The Door-to-Lasix Quality Measure

Will [door-to-furosemide] become the next quality measure in modern HF care? Though one could understand enthusiasm to do so ….

No.

No one would understand such enthusiasm, despite the hopeful soaring rhetoric of the editorial accompanying this article. That enthusiasm will never materialize.

The thrills stacked to the ceiling here are based on the data in the REALITY-AHF registry, a multi-center, prospective, observational cohort designed to collect data on treatments administered in the acute phase of heart failure treatment in the Emergency Department.  Twenty hospitals, mixed between academic and community, in Japan participated.  Time-to-furosemide, based on the authors’ review of prior evidence, was prespecified as particular data point of interest.

They split their cohort of 1,291 analyzed patients between “early” and “non-early” furosemide administration, meaning within 60 minutes of ED arrival and greater than 60 minutes. Unadjusted mortality was 2.3% in the early treatment group and 6% in the non-early – and similar, but slightly smaller, differences persisted after multivariate adjustment and propensity matching. The authors conclude, based on these observations, the association between early furosemide treatment and mortality may be clinically important.

Of course, any observational cohort is not able to make the leap from association to causation.  It is, however, infeasible to randomize patients with acute heart failure to early vs. non-early furosemide – so this is likely close to the highest level of evidence we will receive.  As always, any attempt at adjustment and propensity matching will always be limited by unmeasured confounders, despite incorporating nearly 40 different variables. Finally, patients with pre-hospital diuretic administration were excluded, which is a bit odd, as it would make for an interesting comparison group on its own.

All that said, I do believe their results are objectively valid – if clinically uninterpretable. The non-early furosemide cohort includes both patients who received medication in the first couple hours of their ED stay, as well as those whose first furosemide dose was not given until up to 48 hours after arrival.  This probably turns the heart of the comparison into “appropriately recognized” and “possibly mismanaged”, rather than a narrow comparison of simply furosemide, early vs. not.  Time may indeed matter – but the heterogeneity of and clinical trajectory of patients treated between 60 minutes and 48 hours after ED arrival defies collapse into a dichotomous “early vs. non-early” comparison.

And this certainly ought not give rise to another nonsensical time-based quality metric imposed upon the Emergency Department.

“Time-to-Furosemide Treatment and Mortality in Patients Hospitalized With Acute Heart Failure”

http://www.onlinejacc.org/content/69/25/3042

3 thoughts on “The Door-to-Lasix Quality Measure”

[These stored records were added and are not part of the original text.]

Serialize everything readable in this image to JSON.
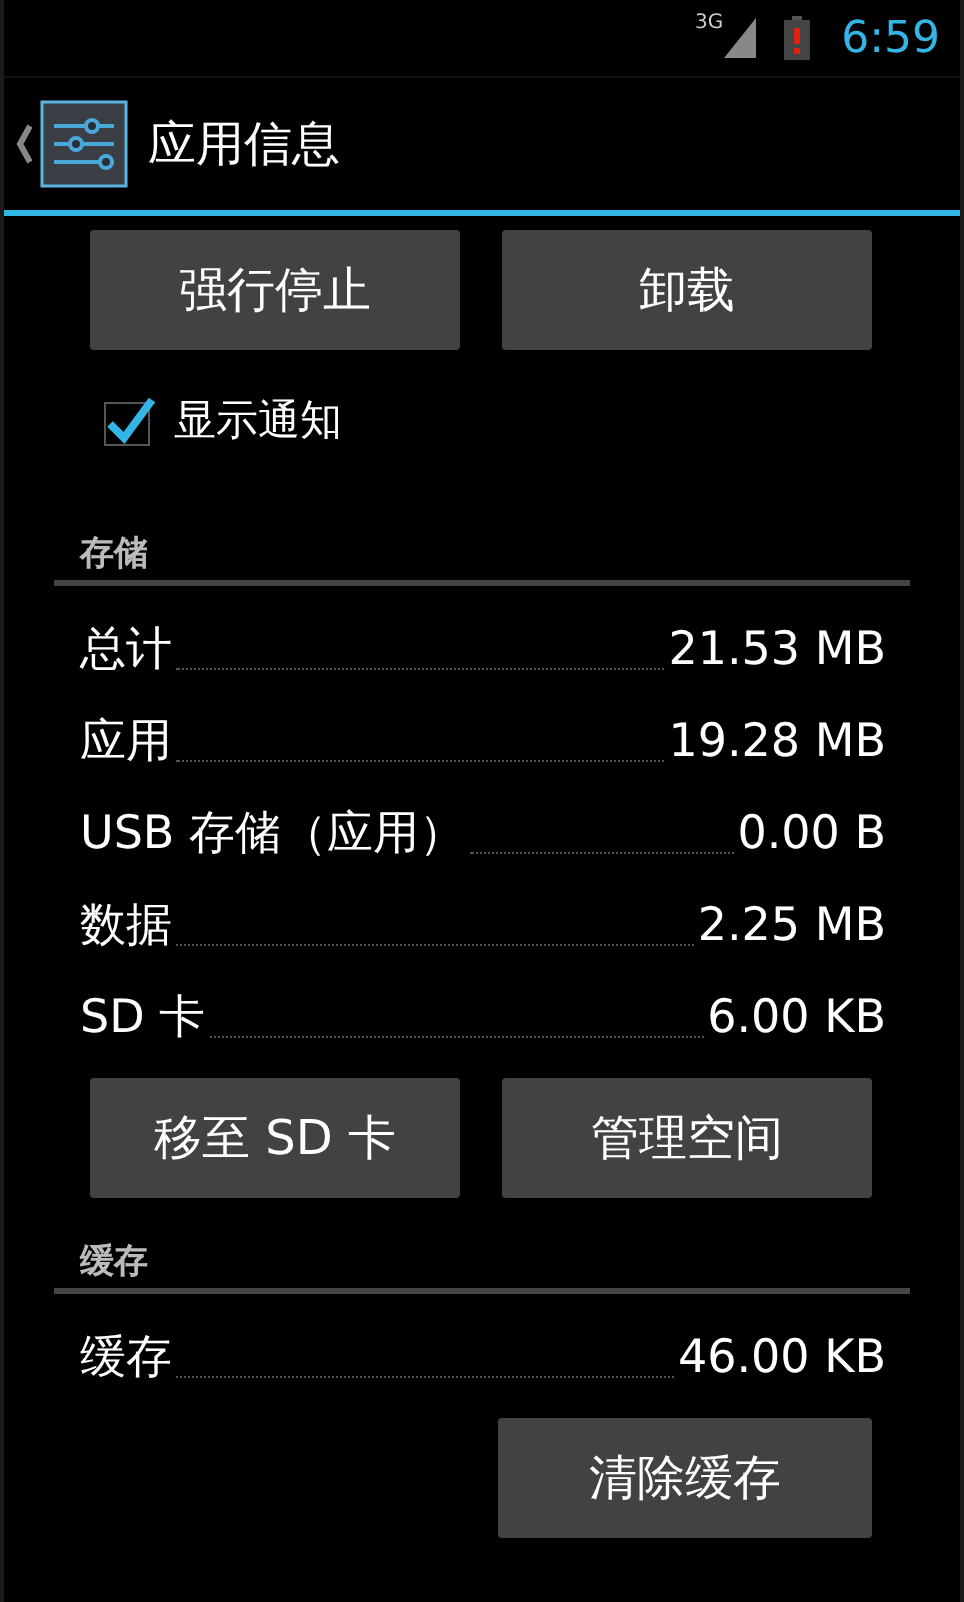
{
  "status_bar": {
    "network": "3G",
    "time": "6:59"
  },
  "action_bar": {
    "title": "应用信息"
  },
  "top_buttons": [
    {
      "label": "强行停止"
    },
    {
      "label": "卸载"
    }
  ],
  "notification_checkbox": {
    "label": "显示通知",
    "checked": true
  },
  "storage": {
    "header": "存储",
    "rows": [
      {
        "label": "总计",
        "value": "21.53 MB"
      },
      {
        "label": "应用",
        "value": "19.28 MB"
      },
      {
        "label": "USB 存储（应用）",
        "value": "0.00 B"
      },
      {
        "label": "数据",
        "value": "2.25 MB"
      },
      {
        "label": "SD 卡",
        "value": "6.00 KB"
      }
    ],
    "buttons": [
      {
        "label": "移至 SD 卡"
      },
      {
        "label": "管理空间"
      }
    ]
  },
  "cache": {
    "header": "缓存",
    "rows": [
      {
        "label": "缓存",
        "value": "46.00 KB"
      }
    ],
    "buttons": [
      {
        "label": "清除缓存"
      }
    ]
  }
}
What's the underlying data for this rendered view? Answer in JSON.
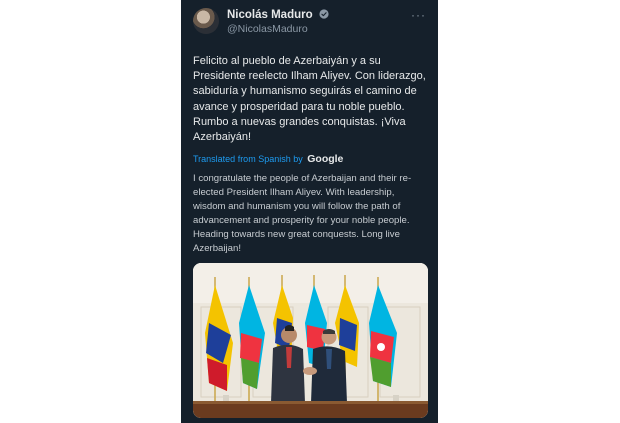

  1. “Finally, patients with pre-hospital diuretic administration were excluded, which is a bit odd, as it would make for an interesting comparison group on its own.”

    EMS could be the antediluvian group, in more ways than one.

    In EMS, we are terrified of giving boluses of NTG, which improve survival, regardless of blood pressure, but we are comfortable giving a drug that is based on a misunderstanding of pathophysiology and a lack of evidence.

    Fortunately, prehospital use of Lasix is going away.

    Maryland has removed furosemide from their protocols.

    Furosemide has been taken out of the Pennsylvania EMS protocols. The 2016 protocols have it highlighted in yellow (to indicate that it is a change from the previous protocols) with a line drawn through the part about giving furosemide on a medical command order. Furosemide has been limited to being given only by medical command order for years, but that has been widely ignored by those who worship the magical traditional powers of furosemide.

    The 2017 protocols do not include any mention of furosemide, but the required medication list does include furosemide. Maybe just a typographical oversight, but it may be that some of the old timers just can’t deal with reality and want their people to give a drug that works on organs blood is shunted away from. This way it takes effect after the other medication has caused the patient to improve to the point where there is no benefit from the furosemide and it results in an increase in the fluid depletion the patient already had. Why give furosemide? Tradition. “Reasoning will never make a Man correct an ill Opinion, which by Reasoning he never acquired.” Jonathan Swift.

    .

    1. @RM – I thought of you smiling up at us when most of NYS removed furosemide from our most recent set of protocols and even the formulary. We can even give up to three nitros at a time for APE if the systolic’s > 200 mmHg. At least a decade since you started pushing for those changes, but it’s nice to actually enjoy using protocols now.

    2. It’s very odd to have such a dichotomy – “time to furosemide matters” vs. “furosemide is not an important early treatment.”

      Generally speaking, I think their time cut-off implies something other than what they conclude – and it just relates to making the appropriate diagnosis of a fluid-overload state in a reasonable acute time period, rather than some supposed benefit of empiric furosemide.